Delia returns to England, having somehow acquired an expensive Italian car and expensive clothes, though she did not win a part in the film. It is implied that she and Simon get together again.

==Cast==

- Dirk Bogarde as Dr Simon Sparrow
- Samantha Eggar as Delia Mallory
- James Robertson Justice as Sir Lancelot Spratt
- Donald Houston as Major Tommy French
- Barbara Murray as Iris Marchant
- Dennis Price as Dr Blacker
- Mylène Demongeot ('guest star') as Sonia and Helga
- Jill Adams as Genevieve Milton
- Timothy Bateson as Mr Holly
- Jessie Evans as Mrs Parry
- Fenella Fielding as train passenger
- Frank Finlay as corsetière
- Michael Flanders as Bradby
- Derek Fowlds as Gillibrand
- Pauline Jameson as ward sister
- Bill Kerr as Australian sailor
- Ann Lynn as Mrs Whittaker
- Joe Robinson as Sonia's boyfriend
- Madge Ryan as Mrs Clapper
- David Weston as Dr Stewart
- Paul Whitsun-Jones as Grimes
- Ronnie Barker as man at railway station (uncredited)
- Amanda Barrie as Miss Steel (uncredited)
- Reginald Beckwith as Meyer (uncredited)
- Christopher Beeny as medical student (uncredited)
- John Bluthal as station porter (uncredited)
- Margaret Boyd as Lady Willoughby (uncredited)
- Richard Briers as medical student (uncredited)
- Johnny Briggs as medical student (uncredited)
- Victor Brooks as policeman (uncredited)
- Peter Butterworth as ambulance man (uncredited)
- Rodney Cardiff as student doctor (uncredited)
- Denise Coffey as station refreshments lady (uncredited)
- Felix Felton as health farm patient (uncredited)
- Hilda Fenemore as station café proprietor (uncredited)
- Michael Goldie as PT instructor (uncredited)
- Barbara Hicks as health farm receptionist (uncredited)
- Ronald Lacey as 2nd man in Mum's Diner (uncredited)
- Harry Landis as 1st man in Mum's Diner (uncredited)
- Jeanette Landis as Rosie (uncredited)
- Jill Mai Meredith as health farm nurse (uncredited)
- Leo McKern as Harry Heilbron (uncredited)
- Renu Setna as medical student (uncredited)
- Ronnie Stevens as hotel manager (uncredited)
- Marianne Stone as Mum's Diner waitress (uncredited)
- Toke Townley as clerk of works (uncredited)

==Production==
Dirk Bogarde had not appeared in the previous "doctor" movie Doctor in Love but agreed to return to the series for this one. "Dirk will not be the unsure doctor that he used to be," said producer Betty Box. "He will be grown up, more mature, more sophisticated. But there will be girls in the story and he will become involved with them, of course."

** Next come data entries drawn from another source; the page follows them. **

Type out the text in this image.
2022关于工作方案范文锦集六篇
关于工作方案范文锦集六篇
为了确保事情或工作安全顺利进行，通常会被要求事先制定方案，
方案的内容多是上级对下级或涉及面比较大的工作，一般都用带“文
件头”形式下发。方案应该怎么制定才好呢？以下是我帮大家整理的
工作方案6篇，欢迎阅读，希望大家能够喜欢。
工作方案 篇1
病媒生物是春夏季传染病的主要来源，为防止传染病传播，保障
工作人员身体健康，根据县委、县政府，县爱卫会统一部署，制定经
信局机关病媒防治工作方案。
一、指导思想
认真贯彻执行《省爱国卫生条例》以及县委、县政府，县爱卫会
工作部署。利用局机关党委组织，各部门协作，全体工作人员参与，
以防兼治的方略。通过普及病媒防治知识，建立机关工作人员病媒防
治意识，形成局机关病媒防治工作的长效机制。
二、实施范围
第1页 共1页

Bogarde made the movie in April 1963 immediately after finishing The Servant. It was one of the first films for Samantha Eggar, who had just made The Wild and the Willing for Thomas and Box.

==Reception==
The film was one of the ten most popular movies at the British box office in 1963.

According to Kine Weekly the four most popular films at the British box office in 1963 were From Russia With Love, Summer Holiday, Tom Jones and The Great Escape, followed by, in alphabetical order, Doctor in Distress, The Fast Lady, Girls! Girls! Girls!, Heavens Above!, Jason and the Argonauts, In Search of the Castaways, It Happened at the World's Fair, The Longest Day, On the Beat, Sodom and Gomorrah, The V. I. Ps, and The Wrong Arm of the Law.

Filmink wrote "Bogarde was getting too old to play someone luckless in love (Samantha Eggar was his co-star, although the film belongs to James Robertson Justice as much as Bogarde). The movie has some funny bits, but it lacks the soul of previous films – no one really grows or makes friends, or forms a relationship, like the earlier ones in the series."